The Green Party-backed Labor prime minister Julia Gillard imposed a carbon tax in Australia in 2012, dubbed the “Clean Energy Act.” The carbon tax was an instant debacle and those responsible were promptly kicked out of office by voters. Then-candidate for Prime Minister Tony Abbott said, “More than anything, this election is a referendum on the carbon tax.” He was right. Citizens protested the carbon tax, and voters kicked the carbon taxers out of office in September 2013. The carbon tax was repealed in 2014.
“It became really clear that it was very damaging to Australian living standards. It was raising electricity prices particularly, and it was raising the cost of basic household consumables,” said Dr. Chris Berg, adjunct fellow at the Melbourne-based Institute for Public Affairs.
Here’s a recap:
In August 2010, Green Party-backed Labor prime minister Julia Gillard said she was against a carbon tax: “There will be no carbon tax under the government I lead” before the election but quickly flip flopped in October 2011 after she had won the election. “This is a significant day for the Australian nation, not just for today but for the generations to come,” she said.
The burden of the carbon tax was borne by households. Companies just passed on their higher costs to households. The tax increased the cost of electricity for the average family by 10% in the first year.
The carbon tax hurt workers. The Australian job market had previously been stable, but after the introduction of the carbon tax, the number of unemployed workers increased by more than 10%.
Businesses suffered massive losses. Other industries that are highly competitive such as airlines suffered massive losses. Virgin Australia alone reported about $25 million in losses in just six months. The tax also made Australian exports globally less competitive, intensifying the country’s recession. Approximately 75,000 businesses paid the carbon tax directly or paid a penalty as an equivalent.
Cost of living went up. The introduction of the carbon tax was estimated by the Treasury to have increased the cost of living of households by around AUD 9.90 per week on average, and increased the Consumer Price Index by 0.7 percent.
Electricity bills for employers went up. The impact was more significant for small and medium sized businesses with up to 30% higher electricity bills.
July 8, 2010 — Green Party-backed Labor prime minister Julia Gillard rules out carbon tax
“There will be no carbon tax under the government I lead.”
February 24, 2011 – Gillard flip flops, unveils carbon tax plan. Opposition declares it a “historic betrayal.”
Prime minister Julia Gillard unveils plans for a carbon tax. Opposition leader Tony Abbott describes it as a “historic betrayal” given Ms Gillard’s promise before the election that her government would not implement a carbon tax.
Tony Abbott predicts the public will respond in a “people’s revolt.” He confirms the Coalition will repeal the carbon tax if it wins the next election.
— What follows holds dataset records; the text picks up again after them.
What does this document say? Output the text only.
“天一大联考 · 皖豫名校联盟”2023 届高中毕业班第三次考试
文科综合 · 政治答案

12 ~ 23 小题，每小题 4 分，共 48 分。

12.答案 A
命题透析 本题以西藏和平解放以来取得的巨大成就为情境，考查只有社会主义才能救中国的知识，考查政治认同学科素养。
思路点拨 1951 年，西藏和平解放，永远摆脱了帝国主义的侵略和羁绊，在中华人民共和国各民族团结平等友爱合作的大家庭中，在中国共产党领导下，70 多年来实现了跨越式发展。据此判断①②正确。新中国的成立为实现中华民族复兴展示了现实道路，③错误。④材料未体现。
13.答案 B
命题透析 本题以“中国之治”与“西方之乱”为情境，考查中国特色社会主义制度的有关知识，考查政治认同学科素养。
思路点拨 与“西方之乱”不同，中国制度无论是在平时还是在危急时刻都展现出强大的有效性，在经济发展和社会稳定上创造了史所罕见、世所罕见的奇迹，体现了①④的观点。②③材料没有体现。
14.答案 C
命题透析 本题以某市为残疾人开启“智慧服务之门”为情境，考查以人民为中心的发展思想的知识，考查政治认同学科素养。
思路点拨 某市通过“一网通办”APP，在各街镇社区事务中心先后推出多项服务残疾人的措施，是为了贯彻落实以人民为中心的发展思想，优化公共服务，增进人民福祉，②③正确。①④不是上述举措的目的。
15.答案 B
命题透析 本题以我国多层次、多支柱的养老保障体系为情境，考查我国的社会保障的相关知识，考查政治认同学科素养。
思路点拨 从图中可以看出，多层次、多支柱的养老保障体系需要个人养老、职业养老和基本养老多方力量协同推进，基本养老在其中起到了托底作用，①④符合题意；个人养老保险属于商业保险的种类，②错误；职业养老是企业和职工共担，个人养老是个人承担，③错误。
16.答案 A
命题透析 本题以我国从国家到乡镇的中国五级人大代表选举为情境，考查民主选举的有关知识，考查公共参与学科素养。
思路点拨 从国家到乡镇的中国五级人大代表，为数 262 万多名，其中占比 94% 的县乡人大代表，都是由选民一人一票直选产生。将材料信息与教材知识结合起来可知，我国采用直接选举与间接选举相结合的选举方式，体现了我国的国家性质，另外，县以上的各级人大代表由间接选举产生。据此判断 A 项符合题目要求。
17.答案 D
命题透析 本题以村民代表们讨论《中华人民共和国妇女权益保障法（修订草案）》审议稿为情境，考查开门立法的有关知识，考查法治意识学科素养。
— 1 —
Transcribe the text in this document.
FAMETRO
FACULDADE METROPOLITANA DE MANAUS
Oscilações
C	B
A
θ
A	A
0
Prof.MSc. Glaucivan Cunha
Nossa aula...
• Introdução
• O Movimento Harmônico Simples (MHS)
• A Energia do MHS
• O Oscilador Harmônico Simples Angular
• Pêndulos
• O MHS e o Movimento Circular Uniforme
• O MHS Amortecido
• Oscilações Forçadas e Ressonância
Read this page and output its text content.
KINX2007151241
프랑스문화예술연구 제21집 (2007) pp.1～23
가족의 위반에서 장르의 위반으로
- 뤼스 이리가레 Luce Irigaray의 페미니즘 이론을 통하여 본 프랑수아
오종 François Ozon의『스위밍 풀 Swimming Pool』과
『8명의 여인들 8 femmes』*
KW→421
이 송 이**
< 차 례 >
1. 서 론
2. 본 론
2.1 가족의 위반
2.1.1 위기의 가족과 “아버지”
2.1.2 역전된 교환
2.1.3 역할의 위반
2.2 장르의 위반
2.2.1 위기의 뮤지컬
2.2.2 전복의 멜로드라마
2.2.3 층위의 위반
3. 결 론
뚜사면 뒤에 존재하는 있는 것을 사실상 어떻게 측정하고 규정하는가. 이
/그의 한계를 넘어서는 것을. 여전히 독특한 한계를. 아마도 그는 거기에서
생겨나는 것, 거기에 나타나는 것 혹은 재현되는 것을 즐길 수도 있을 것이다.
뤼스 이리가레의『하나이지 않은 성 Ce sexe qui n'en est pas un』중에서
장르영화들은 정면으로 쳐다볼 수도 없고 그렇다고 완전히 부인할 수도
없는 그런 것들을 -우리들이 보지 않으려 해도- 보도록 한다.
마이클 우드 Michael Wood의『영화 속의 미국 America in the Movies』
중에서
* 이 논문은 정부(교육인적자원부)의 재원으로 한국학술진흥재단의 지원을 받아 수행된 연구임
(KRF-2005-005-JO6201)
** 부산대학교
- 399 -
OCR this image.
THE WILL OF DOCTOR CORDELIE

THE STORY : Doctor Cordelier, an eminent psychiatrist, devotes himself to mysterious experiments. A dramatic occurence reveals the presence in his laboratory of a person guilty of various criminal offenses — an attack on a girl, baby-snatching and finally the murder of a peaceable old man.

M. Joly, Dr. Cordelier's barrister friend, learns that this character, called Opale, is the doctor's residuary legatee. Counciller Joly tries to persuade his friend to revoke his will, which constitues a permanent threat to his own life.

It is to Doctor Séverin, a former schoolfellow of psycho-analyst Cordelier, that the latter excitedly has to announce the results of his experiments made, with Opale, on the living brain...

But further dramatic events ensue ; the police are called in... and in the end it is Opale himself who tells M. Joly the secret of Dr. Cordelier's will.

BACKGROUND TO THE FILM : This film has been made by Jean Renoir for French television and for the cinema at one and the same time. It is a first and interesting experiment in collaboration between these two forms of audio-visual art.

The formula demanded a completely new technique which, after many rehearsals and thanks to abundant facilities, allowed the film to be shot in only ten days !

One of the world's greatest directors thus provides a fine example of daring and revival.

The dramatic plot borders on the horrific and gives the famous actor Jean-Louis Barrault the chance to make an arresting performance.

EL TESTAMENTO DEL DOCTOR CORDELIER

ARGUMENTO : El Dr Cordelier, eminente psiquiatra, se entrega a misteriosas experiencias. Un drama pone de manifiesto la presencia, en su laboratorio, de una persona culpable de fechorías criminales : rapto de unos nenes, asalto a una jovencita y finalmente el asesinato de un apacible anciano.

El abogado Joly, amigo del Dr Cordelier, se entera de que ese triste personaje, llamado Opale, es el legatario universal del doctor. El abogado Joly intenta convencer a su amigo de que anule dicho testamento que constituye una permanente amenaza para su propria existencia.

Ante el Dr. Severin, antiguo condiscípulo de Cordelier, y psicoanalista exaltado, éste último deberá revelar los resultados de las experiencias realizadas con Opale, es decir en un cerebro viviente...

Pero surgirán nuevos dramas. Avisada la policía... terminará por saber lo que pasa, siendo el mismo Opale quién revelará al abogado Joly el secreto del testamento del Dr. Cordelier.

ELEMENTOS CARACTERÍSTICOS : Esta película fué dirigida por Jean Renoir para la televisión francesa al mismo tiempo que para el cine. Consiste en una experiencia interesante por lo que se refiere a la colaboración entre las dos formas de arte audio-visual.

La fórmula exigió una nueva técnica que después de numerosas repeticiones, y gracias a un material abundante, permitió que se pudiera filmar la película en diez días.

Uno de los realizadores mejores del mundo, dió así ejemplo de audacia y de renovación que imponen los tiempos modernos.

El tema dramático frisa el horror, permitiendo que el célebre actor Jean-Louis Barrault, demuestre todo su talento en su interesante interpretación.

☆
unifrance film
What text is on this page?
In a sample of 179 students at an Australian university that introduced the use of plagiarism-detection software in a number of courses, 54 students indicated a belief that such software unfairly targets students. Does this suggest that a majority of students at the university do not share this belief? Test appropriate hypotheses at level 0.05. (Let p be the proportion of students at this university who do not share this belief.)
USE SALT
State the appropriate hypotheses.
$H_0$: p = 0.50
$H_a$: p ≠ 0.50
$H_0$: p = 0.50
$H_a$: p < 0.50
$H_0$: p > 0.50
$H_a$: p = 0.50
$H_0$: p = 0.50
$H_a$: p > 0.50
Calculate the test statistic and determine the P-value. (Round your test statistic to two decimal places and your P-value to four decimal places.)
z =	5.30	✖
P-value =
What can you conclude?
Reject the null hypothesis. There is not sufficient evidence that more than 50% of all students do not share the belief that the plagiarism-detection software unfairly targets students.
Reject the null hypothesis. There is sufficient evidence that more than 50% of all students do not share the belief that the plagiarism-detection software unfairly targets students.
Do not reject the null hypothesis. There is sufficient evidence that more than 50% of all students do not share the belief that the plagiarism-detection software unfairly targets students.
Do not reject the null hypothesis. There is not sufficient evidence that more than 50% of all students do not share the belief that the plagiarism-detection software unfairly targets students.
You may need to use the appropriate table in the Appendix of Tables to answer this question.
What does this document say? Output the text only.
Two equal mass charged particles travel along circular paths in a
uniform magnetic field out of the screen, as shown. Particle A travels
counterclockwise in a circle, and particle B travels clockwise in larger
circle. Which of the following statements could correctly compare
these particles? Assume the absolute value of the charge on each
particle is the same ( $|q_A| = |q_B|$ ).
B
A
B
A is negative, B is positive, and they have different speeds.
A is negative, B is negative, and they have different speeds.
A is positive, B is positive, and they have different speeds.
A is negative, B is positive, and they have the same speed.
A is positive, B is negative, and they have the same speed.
“If the Coalition wins the next election you can be absolutely confident there will be no mining tax and no carbon tax.”
July 1, 2012 — Carbon tax imposed
The carbon tax starts on July 1, 2012 and raises $3.8 billion in its first six months.
July 14, 2013 – Government claims it will “terminate” carbon tax
After returning to the prime ministership in June, Kevin Rudd again changes the Government’s stand on carbon emissions, announcing it will “terminate” the carbon tax a year earlier than planned. Opposition leader Tony Abbott points out the government is not really abolishing the tax but merely changing its name. He says the election will be a referendum on the carbon tax.
September 7, 2013 – Anti-carbon-tax coalition wins federal election
Tony Abbott says legislation to abolish the carbon tax will be before Parliament within 100 days of his victory. On September 7, the carbon taxers were booted out of office by voters and Abbott was sworn in as Australia’s 28th Prime Minister on September 18.
On July 1, 2014, the carbon tax was repealed.